Christmas tree fire
This is why it's so important to check your Christmas lights – see our advice below
Christmas is a time when your home is likely to be full of people, and it's in the excitement of the season that accidents can easily happen.
But one of the good things about Christmas is that there are typically more people around to supervise children and, with a little more care and forward planning, most accidents could be avoided.
Christmas safety tips
Follow these 12 safety tips to prevent your festivities being cut short by a trip to casualty:
- Make sure you buy children's gifts for the correct age group and from reputable retailers, and ensure they comply to safety standards. You can find more information on our toy safety pages.

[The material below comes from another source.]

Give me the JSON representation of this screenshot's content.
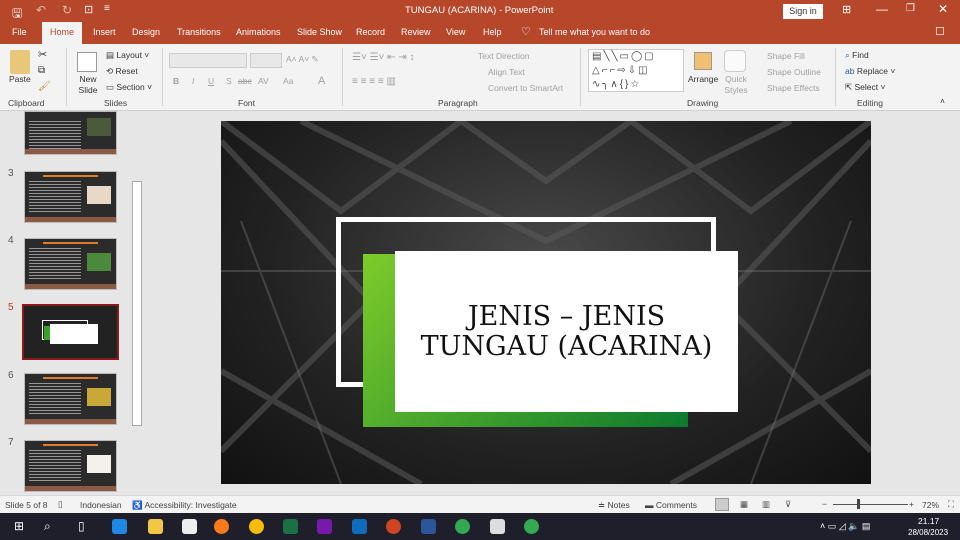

- Remember to buy batteries for toys that need them – that way you won't be tempted to remove batteries from smoke alarms
- Look out for small items that could pose a choking hazard to young children, including parts that have fallen off toys or from Christmas trees, button batteries, and burst balloons
- Keep decorations and cards away from fires and other heat sources such as light fittings. Don't leave burning candles unattended – make sure you put them out before going to bed – and do not put candles on Christmas trees
- If you have old Christmas lights, seriously consider buying new ones which will meet much higher safety standards, and don't let children play with lights (some have swallowed the bulbs). You can find more information in our Christmas lights safety tips below.

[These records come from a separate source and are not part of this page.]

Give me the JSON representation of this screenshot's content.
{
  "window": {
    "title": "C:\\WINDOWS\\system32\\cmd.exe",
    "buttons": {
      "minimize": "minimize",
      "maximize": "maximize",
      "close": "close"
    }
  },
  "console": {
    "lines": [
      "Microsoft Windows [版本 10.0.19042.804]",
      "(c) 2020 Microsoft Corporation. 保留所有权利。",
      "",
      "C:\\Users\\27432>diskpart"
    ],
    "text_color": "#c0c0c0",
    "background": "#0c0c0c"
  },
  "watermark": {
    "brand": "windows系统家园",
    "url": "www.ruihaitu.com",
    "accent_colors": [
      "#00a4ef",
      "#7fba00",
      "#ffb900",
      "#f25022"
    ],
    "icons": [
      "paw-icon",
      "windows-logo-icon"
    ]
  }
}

- Remember, Christmas novelties are not toys, even if they resemble them, and they do not have to comply with toy safety regulations. Give careful thought to where you display them – for example, place them high up on Christmas trees where they are out of the reach of young hands
- Give yourself enough time to prepare and cook Christmas dinner to avoid hot fat, boiling water and sharp knife accidents that come from rushing, and keep anyone not helping with dinner out of the kitchen. Wipe up any spills quickly
- Have scissors handy to open packaging, so you're not tempted to use a knife, and have screwdrivers at the ready to assemble toys
- Beware of trailing cables and wires in the rush to connect new gadgets and appliances, and always read instructions
- Falls are the most common accidents so try to keep clutter to a minimum. Make sure stairs are well-lit and free from obstacles, especially if you have guests
- Plan New Year fireworks parties well in advance and follow the Firework Code
- Do not drink and drive, and plan long journeys so you won't be driving tired.
Did you know?
In 2002 (the latest statistics available), 1,000 people were estimated to have visited A&E in the UK after home accidents involving Christmas trees and 350 people after home accidents involving Christmas lights.
Source: Home Accident Surveillance System, 2002.

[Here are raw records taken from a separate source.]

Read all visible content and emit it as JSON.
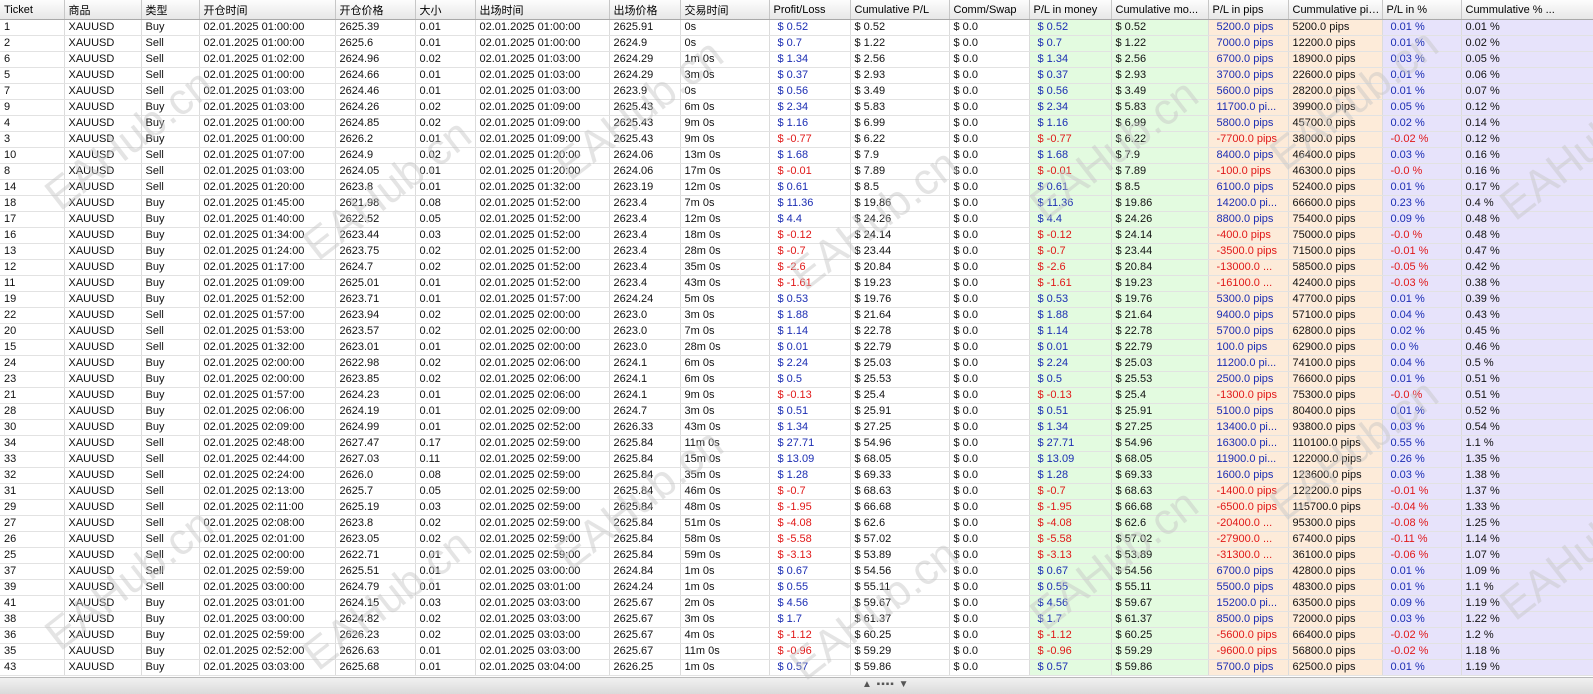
{
  "columns": [
    {
      "key": "ticket",
      "label": "Ticket"
    },
    {
      "key": "symbol",
      "label": "商品"
    },
    {
      "key": "type",
      "label": "类型"
    },
    {
      "key": "open_time",
      "label": "开仓时间"
    },
    {
      "key": "open_price",
      "label": "开仓价格"
    },
    {
      "key": "size",
      "label": "大小"
    },
    {
      "key": "close_time",
      "label": "出场时间"
    },
    {
      "key": "close_price",
      "label": "出场价格"
    },
    {
      "key": "duration",
      "label": "交易时间"
    },
    {
      "key": "pl",
      "label": "Profit/Loss"
    },
    {
      "key": "cum_pl",
      "label": "Cumulative P/L"
    },
    {
      "key": "comm",
      "label": "Comm/Swap"
    },
    {
      "key": "pl_money",
      "label": "P/L in money"
    },
    {
      "key": "cum_money",
      "label": "Cumulative mo..."
    },
    {
      "key": "pl_pips",
      "label": "P/L in pips"
    },
    {
      "key": "cum_pips",
      "label": "Cummulative pip..."
    },
    {
      "key": "pl_pct",
      "label": "P/L in %"
    },
    {
      "key": "cum_pct",
      "label": "Cummulative % ..."
    }
  ],
  "rows": [
    [
      "1",
      "XAUUSD",
      "Buy",
      "02.01.2025 01:00:00",
      "2625.39",
      "0.01",
      "02.01.2025 01:00:00",
      "2625.91",
      "0s",
      "$ 0.52",
      "$ 0.52",
      "$ 0.0",
      "$ 0.52",
      "$ 0.52",
      "5200.0 pips",
      "5200.0 pips",
      "0.01 %",
      "0.01 %"
    ],
    [
      "2",
      "XAUUSD",
      "Sell",
      "02.01.2025 01:00:00",
      "2625.6",
      "0.01",
      "02.01.2025 01:00:00",
      "2624.9",
      "0s",
      "$ 0.7",
      "$ 1.22",
      "$ 0.0",
      "$ 0.7",
      "$ 1.22",
      "7000.0 pips",
      "12200.0 pips",
      "0.01 %",
      "0.02 %"
    ],
    [
      "6",
      "XAUUSD",
      "Sell",
      "02.01.2025 01:02:00",
      "2624.96",
      "0.02",
      "02.01.2025 01:03:00",
      "2624.29",
      "1m 0s",
      "$ 1.34",
      "$ 2.56",
      "$ 0.0",
      "$ 1.34",
      "$ 2.56",
      "6700.0 pips",
      "18900.0 pips",
      "0.03 %",
      "0.05 %"
    ],
    [
      "5",
      "XAUUSD",
      "Sell",
      "02.01.2025 01:00:00",
      "2624.66",
      "0.01",
      "02.01.2025 01:03:00",
      "2624.29",
      "3m 0s",
      "$ 0.37",
      "$ 2.93",
      "$ 0.0",
      "$ 0.37",
      "$ 2.93",
      "3700.0 pips",
      "22600.0 pips",
      "0.01 %",
      "0.06 %"
    ],
    [
      "7",
      "XAUUSD",
      "Sell",
      "02.01.2025 01:03:00",
      "2624.46",
      "0.01",
      "02.01.2025 01:03:00",
      "2623.9",
      "0s",
      "$ 0.56",
      "$ 3.49",
      "$ 0.0",
      "$ 0.56",
      "$ 3.49",
      "5600.0 pips",
      "28200.0 pips",
      "0.01 %",
      "0.07 %"
    ],
    [
      "9",
      "XAUUSD",
      "Buy",
      "02.01.2025 01:03:00",
      "2624.26",
      "0.02",
      "02.01.2025 01:09:00",
      "2625.43",
      "6m 0s",
      "$ 2.34",
      "$ 5.83",
      "$ 0.0",
      "$ 2.34",
      "$ 5.83",
      "11700.0 pi...",
      "39900.0 pips",
      "0.05 %",
      "0.12 %"
    ],
    [
      "4",
      "XAUUSD",
      "Buy",
      "02.01.2025 01:00:00",
      "2624.85",
      "0.02",
      "02.01.2025 01:09:00",
      "2625.43",
      "9m 0s",
      "$ 1.16",
      "$ 6.99",
      "$ 0.0",
      "$ 1.16",
      "$ 6.99",
      "5800.0 pips",
      "45700.0 pips",
      "0.02 %",
      "0.14 %"
    ],
    [
      "3",
      "XAUUSD",
      "Buy",
      "02.01.2025 01:00:00",
      "2626.2",
      "0.01",
      "02.01.2025 01:09:00",
      "2625.43",
      "9m 0s",
      "$ -0.77",
      "$ 6.22",
      "$ 0.0",
      "$ -0.77",
      "$ 6.22",
      "-7700.0 pips",
      "38000.0 pips",
      "-0.02 %",
      "0.12 %"
    ],
    [
      "10",
      "XAUUSD",
      "Sell",
      "02.01.2025 01:07:00",
      "2624.9",
      "0.02",
      "02.01.2025 01:20:00",
      "2624.06",
      "13m 0s",
      "$ 1.68",
      "$ 7.9",
      "$ 0.0",
      "$ 1.68",
      "$ 7.9",
      "8400.0 pips",
      "46400.0 pips",
      "0.03 %",
      "0.16 %"
    ],
    [
      "8",
      "XAUUSD",
      "Sell",
      "02.01.2025 01:03:00",
      "2624.05",
      "0.01",
      "02.01.2025 01:20:00",
      "2624.06",
      "17m 0s",
      "$ -0.01",
      "$ 7.89",
      "$ 0.0",
      "$ -0.01",
      "$ 7.89",
      "-100.0 pips",
      "46300.0 pips",
      "-0.0 %",
      "0.16 %"
    ],
    [
      "14",
      "XAUUSD",
      "Sell",
      "02.01.2025 01:20:00",
      "2623.8",
      "0.01",
      "02.01.2025 01:32:00",
      "2623.19",
      "12m 0s",
      "$ 0.61",
      "$ 8.5",
      "$ 0.0",
      "$ 0.61",
      "$ 8.5",
      "6100.0 pips",
      "52400.0 pips",
      "0.01 %",
      "0.17 %"
    ],
    [
      "18",
      "XAUUSD",
      "Buy",
      "02.01.2025 01:45:00",
      "2621.98",
      "0.08",
      "02.01.2025 01:52:00",
      "2623.4",
      "7m 0s",
      "$ 11.36",
      "$ 19.86",
      "$ 0.0",
      "$ 11.36",
      "$ 19.86",
      "14200.0 pi...",
      "66600.0 pips",
      "0.23 %",
      "0.4 %"
    ],
    [
      "17",
      "XAUUSD",
      "Buy",
      "02.01.2025 01:40:00",
      "2622.52",
      "0.05",
      "02.01.2025 01:52:00",
      "2623.4",
      "12m 0s",
      "$ 4.4",
      "$ 24.26",
      "$ 0.0",
      "$ 4.4",
      "$ 24.26",
      "8800.0 pips",
      "75400.0 pips",
      "0.09 %",
      "0.48 %"
    ],
    [
      "16",
      "XAUUSD",
      "Buy",
      "02.01.2025 01:34:00",
      "2623.44",
      "0.03",
      "02.01.2025 01:52:00",
      "2623.4",
      "18m 0s",
      "$ -0.12",
      "$ 24.14",
      "$ 0.0",
      "$ -0.12",
      "$ 24.14",
      "-400.0 pips",
      "75000.0 pips",
      "-0.0 %",
      "0.48 %"
    ],
    [
      "13",
      "XAUUSD",
      "Buy",
      "02.01.2025 01:24:00",
      "2623.75",
      "0.02",
      "02.01.2025 01:52:00",
      "2623.4",
      "28m 0s",
      "$ -0.7",
      "$ 23.44",
      "$ 0.0",
      "$ -0.7",
      "$ 23.44",
      "-3500.0 pips",
      "71500.0 pips",
      "-0.01 %",
      "0.47 %"
    ],
    [
      "12",
      "XAUUSD",
      "Buy",
      "02.01.2025 01:17:00",
      "2624.7",
      "0.02",
      "02.01.2025 01:52:00",
      "2623.4",
      "35m 0s",
      "$ -2.6",
      "$ 20.84",
      "$ 0.0",
      "$ -2.6",
      "$ 20.84",
      "-13000.0 ...",
      "58500.0 pips",
      "-0.05 %",
      "0.42 %"
    ],
    [
      "11",
      "XAUUSD",
      "Buy",
      "02.01.2025 01:09:00",
      "2625.01",
      "0.01",
      "02.01.2025 01:52:00",
      "2623.4",
      "43m 0s",
      "$ -1.61",
      "$ 19.23",
      "$ 0.0",
      "$ -1.61",
      "$ 19.23",
      "-16100.0 ...",
      "42400.0 pips",
      "-0.03 %",
      "0.38 %"
    ],
    [
      "19",
      "XAUUSD",
      "Buy",
      "02.01.2025 01:52:00",
      "2623.71",
      "0.01",
      "02.01.2025 01:57:00",
      "2624.24",
      "5m 0s",
      "$ 0.53",
      "$ 19.76",
      "$ 0.0",
      "$ 0.53",
      "$ 19.76",
      "5300.0 pips",
      "47700.0 pips",
      "0.01 %",
      "0.39 %"
    ],
    [
      "22",
      "XAUUSD",
      "Sell",
      "02.01.2025 01:57:00",
      "2623.94",
      "0.02",
      "02.01.2025 02:00:00",
      "2623.0",
      "3m 0s",
      "$ 1.88",
      "$ 21.64",
      "$ 0.0",
      "$ 1.88",
      "$ 21.64",
      "9400.0 pips",
      "57100.0 pips",
      "0.04 %",
      "0.43 %"
    ],
    [
      "20",
      "XAUUSD",
      "Sell",
      "02.01.2025 01:53:00",
      "2623.57",
      "0.02",
      "02.01.2025 02:00:00",
      "2623.0",
      "7m 0s",
      "$ 1.14",
      "$ 22.78",
      "$ 0.0",
      "$ 1.14",
      "$ 22.78",
      "5700.0 pips",
      "62800.0 pips",
      "0.02 %",
      "0.45 %"
    ],
    [
      "15",
      "XAUUSD",
      "Sell",
      "02.01.2025 01:32:00",
      "2623.01",
      "0.01",
      "02.01.2025 02:00:00",
      "2623.0",
      "28m 0s",
      "$ 0.01",
      "$ 22.79",
      "$ 0.0",
      "$ 0.01",
      "$ 22.79",
      "100.0 pips",
      "62900.0 pips",
      "0.0 %",
      "0.46 %"
    ],
    [
      "24",
      "XAUUSD",
      "Buy",
      "02.01.2025 02:00:00",
      "2622.98",
      "0.02",
      "02.01.2025 02:06:00",
      "2624.1",
      "6m 0s",
      "$ 2.24",
      "$ 25.03",
      "$ 0.0",
      "$ 2.24",
      "$ 25.03",
      "11200.0 pi...",
      "74100.0 pips",
      "0.04 %",
      "0.5 %"
    ],
    [
      "23",
      "XAUUSD",
      "Buy",
      "02.01.2025 02:00:00",
      "2623.85",
      "0.02",
      "02.01.2025 02:06:00",
      "2624.1",
      "6m 0s",
      "$ 0.5",
      "$ 25.53",
      "$ 0.0",
      "$ 0.5",
      "$ 25.53",
      "2500.0 pips",
      "76600.0 pips",
      "0.01 %",
      "0.51 %"
    ],
    [
      "21",
      "XAUUSD",
      "Buy",
      "02.01.2025 01:57:00",
      "2624.23",
      "0.01",
      "02.01.2025 02:06:00",
      "2624.1",
      "9m 0s",
      "$ -0.13",
      "$ 25.4",
      "$ 0.0",
      "$ -0.13",
      "$ 25.4",
      "-1300.0 pips",
      "75300.0 pips",
      "-0.0 %",
      "0.51 %"
    ],
    [
      "28",
      "XAUUSD",
      "Buy",
      "02.01.2025 02:06:00",
      "2624.19",
      "0.01",
      "02.01.2025 02:09:00",
      "2624.7",
      "3m 0s",
      "$ 0.51",
      "$ 25.91",
      "$ 0.0",
      "$ 0.51",
      "$ 25.91",
      "5100.0 pips",
      "80400.0 pips",
      "0.01 %",
      "0.52 %"
    ],
    [
      "30",
      "XAUUSD",
      "Buy",
      "02.01.2025 02:09:00",
      "2624.99",
      "0.01",
      "02.01.2025 02:52:00",
      "2626.33",
      "43m 0s",
      "$ 1.34",
      "$ 27.25",
      "$ 0.0",
      "$ 1.34",
      "$ 27.25",
      "13400.0 pi...",
      "93800.0 pips",
      "0.03 %",
      "0.54 %"
    ],
    [
      "34",
      "XAUUSD",
      "Sell",
      "02.01.2025 02:48:00",
      "2627.47",
      "0.17",
      "02.01.2025 02:59:00",
      "2625.84",
      "11m 0s",
      "$ 27.71",
      "$ 54.96",
      "$ 0.0",
      "$ 27.71",
      "$ 54.96",
      "16300.0 pi...",
      "110100.0 pips",
      "0.55 %",
      "1.1 %"
    ],
    [
      "33",
      "XAUUSD",
      "Sell",
      "02.01.2025 02:44:00",
      "2627.03",
      "0.11",
      "02.01.2025 02:59:00",
      "2625.84",
      "15m 0s",
      "$ 13.09",
      "$ 68.05",
      "$ 0.0",
      "$ 13.09",
      "$ 68.05",
      "11900.0 pi...",
      "122000.0 pips",
      "0.26 %",
      "1.35 %"
    ],
    [
      "32",
      "XAUUSD",
      "Sell",
      "02.01.2025 02:24:00",
      "2626.0",
      "0.08",
      "02.01.2025 02:59:00",
      "2625.84",
      "35m 0s",
      "$ 1.28",
      "$ 69.33",
      "$ 0.0",
      "$ 1.28",
      "$ 69.33",
      "1600.0 pips",
      "123600.0 pips",
      "0.03 %",
      "1.38 %"
    ],
    [
      "31",
      "XAUUSD",
      "Sell",
      "02.01.2025 02:13:00",
      "2625.7",
      "0.05",
      "02.01.2025 02:59:00",
      "2625.84",
      "46m 0s",
      "$ -0.7",
      "$ 68.63",
      "$ 0.0",
      "$ -0.7",
      "$ 68.63",
      "-1400.0 pips",
      "122200.0 pips",
      "-0.01 %",
      "1.37 %"
    ],
    [
      "29",
      "XAUUSD",
      "Sell",
      "02.01.2025 02:11:00",
      "2625.19",
      "0.03",
      "02.01.2025 02:59:00",
      "2625.84",
      "48m 0s",
      "$ -1.95",
      "$ 66.68",
      "$ 0.0",
      "$ -1.95",
      "$ 66.68",
      "-6500.0 pips",
      "115700.0 pips",
      "-0.04 %",
      "1.33 %"
    ],
    [
      "27",
      "XAUUSD",
      "Sell",
      "02.01.2025 02:08:00",
      "2623.8",
      "0.02",
      "02.01.2025 02:59:00",
      "2625.84",
      "51m 0s",
      "$ -4.08",
      "$ 62.6",
      "$ 0.0",
      "$ -4.08",
      "$ 62.6",
      "-20400.0 ...",
      "95300.0 pips",
      "-0.08 %",
      "1.25 %"
    ],
    [
      "26",
      "XAUUSD",
      "Sell",
      "02.01.2025 02:01:00",
      "2623.05",
      "0.02",
      "02.01.2025 02:59:00",
      "2625.84",
      "58m 0s",
      "$ -5.58",
      "$ 57.02",
      "$ 0.0",
      "$ -5.58",
      "$ 57.02",
      "-27900.0 ...",
      "67400.0 pips",
      "-0.11 %",
      "1.14 %"
    ],
    [
      "25",
      "XAUUSD",
      "Sell",
      "02.01.2025 02:00:00",
      "2622.71",
      "0.01",
      "02.01.2025 02:59:00",
      "2625.84",
      "59m 0s",
      "$ -3.13",
      "$ 53.89",
      "$ 0.0",
      "$ -3.13",
      "$ 53.89",
      "-31300.0 ...",
      "36100.0 pips",
      "-0.06 %",
      "1.07 %"
    ],
    [
      "37",
      "XAUUSD",
      "Sell",
      "02.01.2025 02:59:00",
      "2625.51",
      "0.01",
      "02.01.2025 03:00:00",
      "2624.84",
      "1m 0s",
      "$ 0.67",
      "$ 54.56",
      "$ 0.0",
      "$ 0.67",
      "$ 54.56",
      "6700.0 pips",
      "42800.0 pips",
      "0.01 %",
      "1.09 %"
    ],
    [
      "39",
      "XAUUSD",
      "Sell",
      "02.01.2025 03:00:00",
      "2624.79",
      "0.01",
      "02.01.2025 03:01:00",
      "2624.24",
      "1m 0s",
      "$ 0.55",
      "$ 55.11",
      "$ 0.0",
      "$ 0.55",
      "$ 55.11",
      "5500.0 pips",
      "48300.0 pips",
      "0.01 %",
      "1.1 %"
    ],
    [
      "41",
      "XAUUSD",
      "Buy",
      "02.01.2025 03:01:00",
      "2624.15",
      "0.03",
      "02.01.2025 03:03:00",
      "2625.67",
      "2m 0s",
      "$ 4.56",
      "$ 59.67",
      "$ 0.0",
      "$ 4.56",
      "$ 59.67",
      "15200.0 pi...",
      "63500.0 pips",
      "0.09 %",
      "1.19 %"
    ],
    [
      "38",
      "XAUUSD",
      "Buy",
      "02.01.2025 03:00:00",
      "2624.82",
      "0.02",
      "02.01.2025 03:03:00",
      "2625.67",
      "3m 0s",
      "$ 1.7",
      "$ 61.37",
      "$ 0.0",
      "$ 1.7",
      "$ 61.37",
      "8500.0 pips",
      "72000.0 pips",
      "0.03 %",
      "1.22 %"
    ],
    [
      "36",
      "XAUUSD",
      "Buy",
      "02.01.2025 02:59:00",
      "2626.23",
      "0.02",
      "02.01.2025 03:03:00",
      "2625.67",
      "4m 0s",
      "$ -1.12",
      "$ 60.25",
      "$ 0.0",
      "$ -1.12",
      "$ 60.25",
      "-5600.0 pips",
      "66400.0 pips",
      "-0.02 %",
      "1.2 %"
    ],
    [
      "35",
      "XAUUSD",
      "Buy",
      "02.01.2025 02:52:00",
      "2626.63",
      "0.01",
      "02.01.2025 03:03:00",
      "2625.67",
      "11m 0s",
      "$ -0.96",
      "$ 59.29",
      "$ 0.0",
      "$ -0.96",
      "$ 59.29",
      "-9600.0 pips",
      "56800.0 pips",
      "-0.02 %",
      "1.18 %"
    ],
    [
      "43",
      "XAUUSD",
      "Buy",
      "02.01.2025 03:03:00",
      "2625.68",
      "0.01",
      "02.01.2025 03:04:00",
      "2626.25",
      "1m 0s",
      "$ 0.57",
      "$ 59.86",
      "$ 0.0",
      "$ 0.57",
      "$ 59.86",
      "5700.0 pips",
      "62500.0 pips",
      "0.01 %",
      "1.19 %"
    ]
  ],
  "watermark": "EAHub.cn",
  "colors": {
    "positive": "#1b2db3",
    "negative": "#e01818",
    "money_bg": "#e3fbe0",
    "pips_bg": "#fdebd9",
    "pct_bg": "#e7e3fb"
  }
}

Candles sparked around 1,000 UK house fires, resulting in nine deaths and 388 casualties, in 2011/12.
Fairy lights went up in smoke causing 20 fires, while Christmas trees, decorations and cards were also a fire risk and responsible for 47 house fires, leading to 20 non-fatal casualties, across the UK.
Source: 2011/12 Fire Statistics Great Britain from the Department for Communities and Local Government.
Christmas lights safety
If you have old lights, seriously consider buying new ones which will meet much higher safety standards.
- Look for safety marks e.g. BS Kitemark
- Buy from a reputable store
- Avoid buying second-hand unless you have them professionally checked first
- New lights are transformed down to 24 volt for added safety, or they may be double insulated.
- Never insert or remove bulbs when switched on
- Inspect cables and bulbs for damage
- Do not use lights which are damaged – dispose of them safely.
- Read and follow the manufacturer's instructions
- Use an RCD (residual current device) for added protection against shock
- Do not use the lights outdoors unless specifically made for such use
- Don't run the cable under carpets or where it can be damaged
- Keep lights clear of decorations and other flammable materials
- Avoid cables becoming a tripping hazard
- Use a stable support when hanging the lights
- Don't leave the lights on when the room is empty. Remember to switch them off when you go to bed and when you go out of the house
- Don't allow children to play with the lights.
- Take care when dismantling and packing the lights not to damage them
- Keep them safely stored away out of reach of children
- Avoid damp or excessively hot conditions.